Selain faktor culture, korupsi juga merupakan persoalan struktur sosial dari sekelompok orang yang memiliki kekuasaan (setidaknya akses kekuasaan) untuk merugikan kelompok yang tidak memiliki kekuasaan. Sehingga memang benar bahwa kejahatan korupsi ini sama halnya dengan yang sering disebutkan oleh “Bang Napi” (tokoh fiksi terkenal dari salah satu stasiun televisi), yaitu muncul karena adanya “niat/kemauan” dan “kesempatan”.
Paling teroganisir dugaan korupsi di sektor kelautan dan perikanan yakni khusus kontrak pembangunan kapal perikanan periode 2014-2019 yang melibatkan koperasi-koperasi fiktif. Pembayaran prestasi pekerjaan dilakukan dengan cara Turn Key yaitu pembayaran dilakukan jika satuan unit kapal telah sampai di lokasi. Namun sampai akhir 2016 dari 754 kapal baru selesai 57 kapal.
Sehingga sesuai syarat-syarat khusus kontrak pembangunan kapal seharusnya dibayarkan hanya untuk 57 kapal senilai Rp15,969 miliar. Sedangkan untuk 697 unit kapal yang tidak selesai seharusnya tidak dapat dibayarkan. Namun pada akhir tahun anggaran ada perubahan ketentuan soal cara pembayaran.
Dari semula Turn Key, menjadi sesuai progress dengan tujuan agar kapal belum selesai dikerjakan, pembayaran dapat dilakukan. Sehingga untuk 697 unit kapal yang belum selesai dikerjakan tetap dibayarkan sesuai nilai kontrak secara keseluruhan sebesar Rp193,797 miliar dan untuk sisa pekerjaan yang belum selesai dijamin dengan Garansi Bank.
Mengamati periodesasi Kementerian Kelautan dan Perikanan (KKP) tahun 1999-2020 kasus tindak pidana korupsi kian terbuka, sederet fakta tersebut sampai hari ini belum selesai seperti pengadaan mesin kapal, pengadaan kapal perikanan, pengadaan alat tangkap, pengadaan Keramba Jaring Apung (KJA), kasus ekspor benih lobster, kasus pembangunan fasilitas riset piamari dan miamari serta lainnya.
Selain itu, Komisi Pemberantasan Korupsi (KPK) terus mendalami kasus suap izin ekspor lobster. Mestinya tidak berhenti proses hukum pada pelaku utama, namun harus buka peluang penetapan tersangka baru dari pihak swasta atau perusahaan-perusahaan yang mendapat kuota ekspor benih lobster.

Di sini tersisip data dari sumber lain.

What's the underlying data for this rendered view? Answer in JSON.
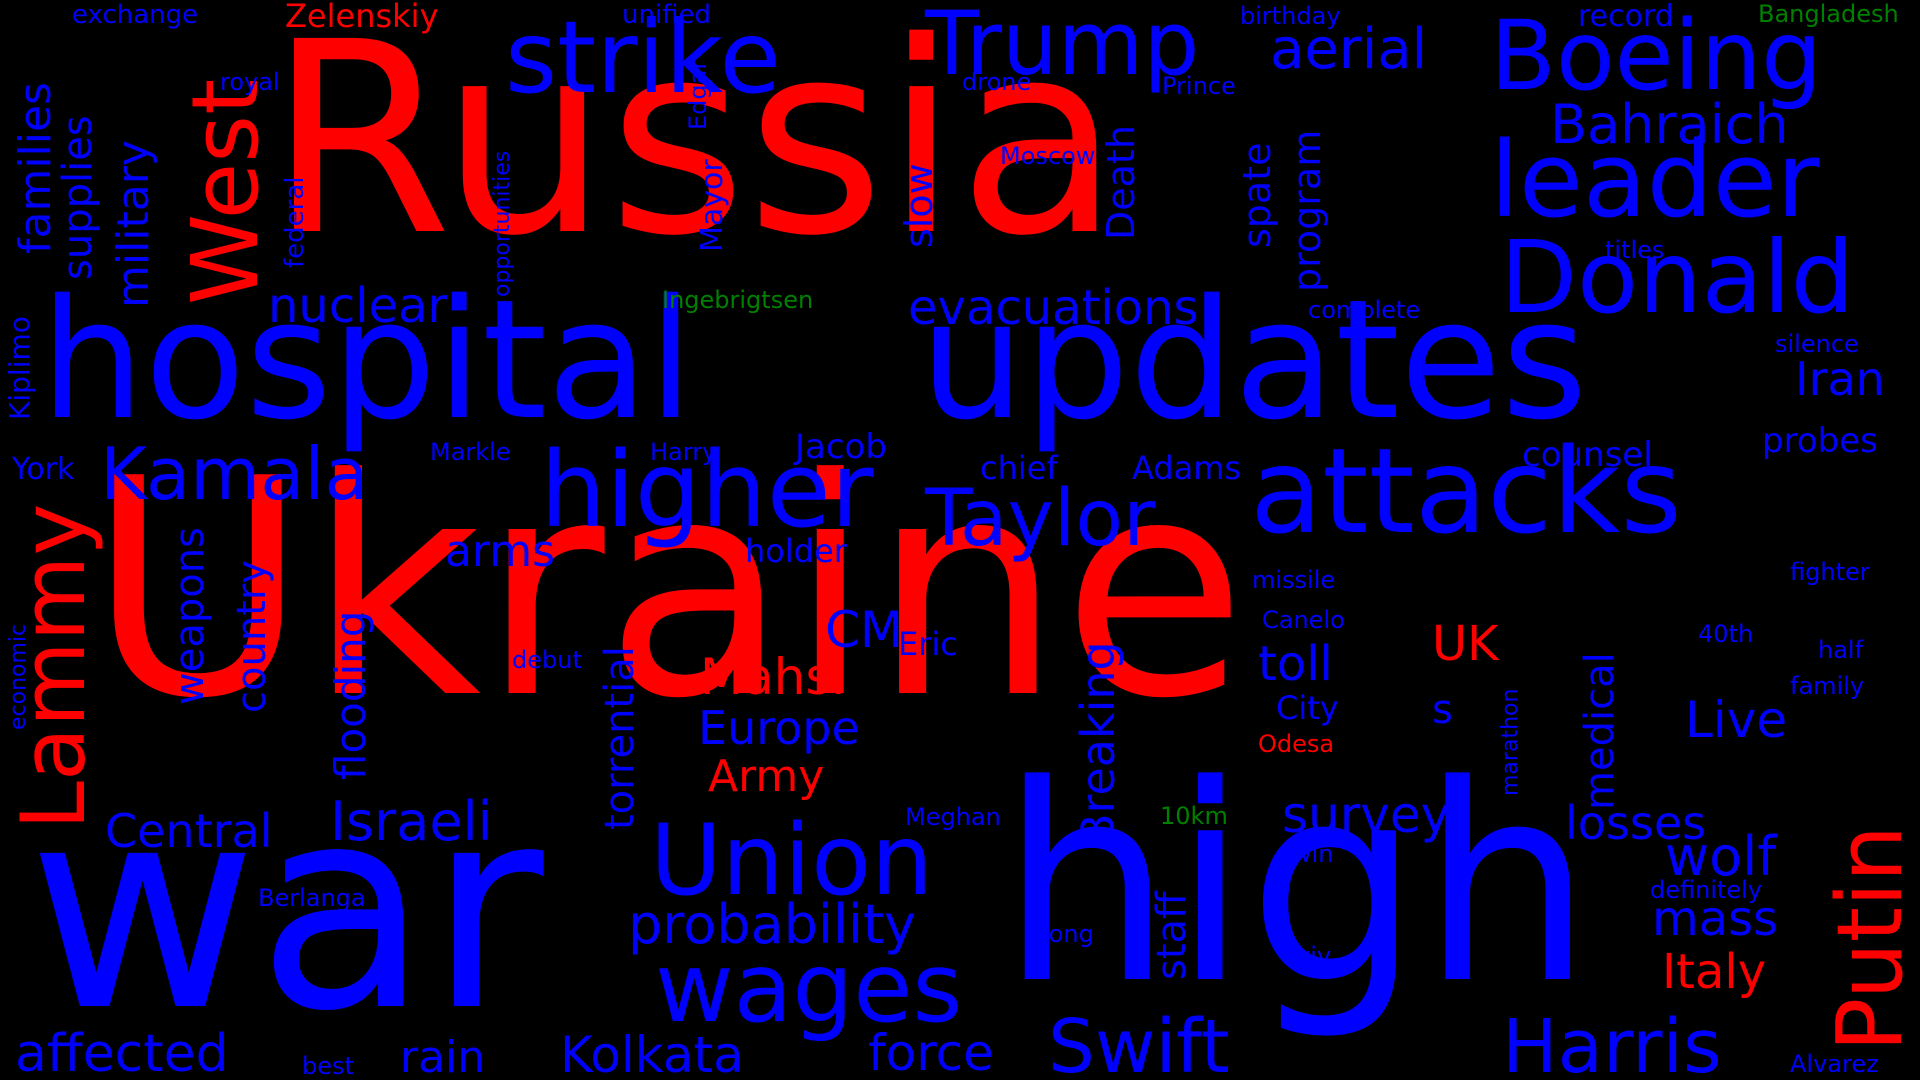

Masih daftar rentetan skandal dugaan impor garam 2017 – 2018 yang merugikan keuangan negara dan petambak garam. Dalam kasus lain, seperti Disclaimers laporan keuangan KKP tahun 2014-2019, belum ada peran maksimal Kejaksaan dan Komisi Pemberantasan Korupsi (KPK) untuk memeriksa siapapun yang terlibat di dalamnya terkait hasil audit Badan Pemeriksa Keuangan RI, dengan status disclaimer atau tidak menyatakan pendapat (disclaimer of opinion) setelah melalui proses audit yang ketat sehingga ada indikasi dan potensi kerugian negara sangat besar.
Sejumlah dugaan juga, bocornya uang negara, diantaranya izin lokasi AMDAL reklamasi Teluk Benoa, kerjasama Vessel Monitoring System (VMS) kerjasama Yayasan Leonardo D’caprio, penjualan dan bisnis kepiting ilegal, kerang ilegal, lobster ilegal hingga mackdown kapal nelayan yang banyak terjadi kasus skandal. Selain itu, ada juga impor ikan, anggaran bom kapal Ikan di Satgas 115, dan pengadaan alat tangkap nelayan “Gilnet tahun 2016 – 2019.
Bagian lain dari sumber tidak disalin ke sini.